- Naulakha Location within Punjab Naulakha Location within India
- Coordinates: 30°32′N 76°23′E﻿ / ﻿30.53°N 76.39°E
- Country: India
- State: Punjab
- District: Fatehgarh Sahib
- Established: 600 years ago

Government
- • Body: Panchayat
- Elevation: 264 m (866 ft)
- Time zone: UTC+5:30 (IST)
- PIN: 147104
- Telephone: 91-01763

= Naulakha, Punjab =

Naulakha is a major village in Fatehgarh Sahib District, in the Indian state of Punjab.

It is situated on Sirhind-Patiala road, 13 km from Sirhind and 19 km from Patiala. It is a historic village. Guru Tegh Bahadur ji, the ninth guru of Sikhs, and Mata Gujri ji are two of the most well-known visitors. Today, Gurudwara Naulakha Sahib is built on the site where they once stayed.
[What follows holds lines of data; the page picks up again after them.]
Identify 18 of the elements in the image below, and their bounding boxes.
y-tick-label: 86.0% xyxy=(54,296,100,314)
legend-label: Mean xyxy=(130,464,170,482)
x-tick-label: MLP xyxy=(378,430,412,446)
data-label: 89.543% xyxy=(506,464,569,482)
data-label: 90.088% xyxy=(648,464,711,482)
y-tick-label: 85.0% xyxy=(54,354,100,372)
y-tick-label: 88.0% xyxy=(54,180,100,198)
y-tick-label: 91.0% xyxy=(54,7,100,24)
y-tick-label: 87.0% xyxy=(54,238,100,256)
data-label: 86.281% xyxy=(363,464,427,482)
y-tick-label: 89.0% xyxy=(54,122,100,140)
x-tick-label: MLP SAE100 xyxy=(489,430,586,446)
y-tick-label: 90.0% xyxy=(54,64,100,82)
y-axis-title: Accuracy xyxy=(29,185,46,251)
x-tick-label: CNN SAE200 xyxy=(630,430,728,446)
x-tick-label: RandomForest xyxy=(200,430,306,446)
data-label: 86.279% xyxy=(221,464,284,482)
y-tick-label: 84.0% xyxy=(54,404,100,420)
The village has a population of about 1000. The three schools in the village are the "Govt. Primary School", "Govt. Middle School" and a private convent school named "Baba Zoravar Singh Baba Fateh Singh, Sen. Sec. Public School, Naulakha", also known as "B.Z.S.F.S School". A mosque is also present in the village.

The village has a "cooperative society" from where farmers can buy or hire anything related to agriculture.

==History==
The name of the village is based on an event said to have taken place when Guru Tegh Bahadur and Mata Gujri stayed there for a day and night on a tour of the Malwa region. A man named Lakhi Shah Wanjara who had lost his ox said that he would give several takkas to the guru if it were found. When he found the ox, he approached the guru and gave him nine takkas. When the guru forwarded these to the Sangat without even touching them, Wanjara feared that the amount of the offering had been insufficient and told the guru that while he didn't have any more money on that day he would try to give more soon. The guru told the man that his nine takkas were the equivalent of nine lakhs of takka (nau lakh). He asked visitors who came to him later to name the village Naulakha in remembrance of the offering.

==Sports==

Naulakha village is known for its enthusiastic support of sports. It has a sports club, founded in 1990, named "Sri Guru Tegh Bahadur Sports Club". Recently the President of this sports Club is "Gurdeep Singh Kharoud". The village is well known for its outstanding volleyball team which has won many tournaments throughout Punjab and Haryana. The Cricket team of the village is also famous, having won several tournaments. The club organised many volleyball and cricket competitions.

==Places==

- Gurudwara Naulakha Sahib
- Mosque
- Baba Veergar
- Baba Matt
- Lalan wala Peer
- Nagar Kheda
- Guga Maadi
- Bhagatan di Motor
- Wifi chownk
- Water Tank park

==Administration==

The village is administrated by "Village Panchayat". Gurudwara Naulakha Sahib is administrated by "local gurdwara parbandhak committee" under SGPC.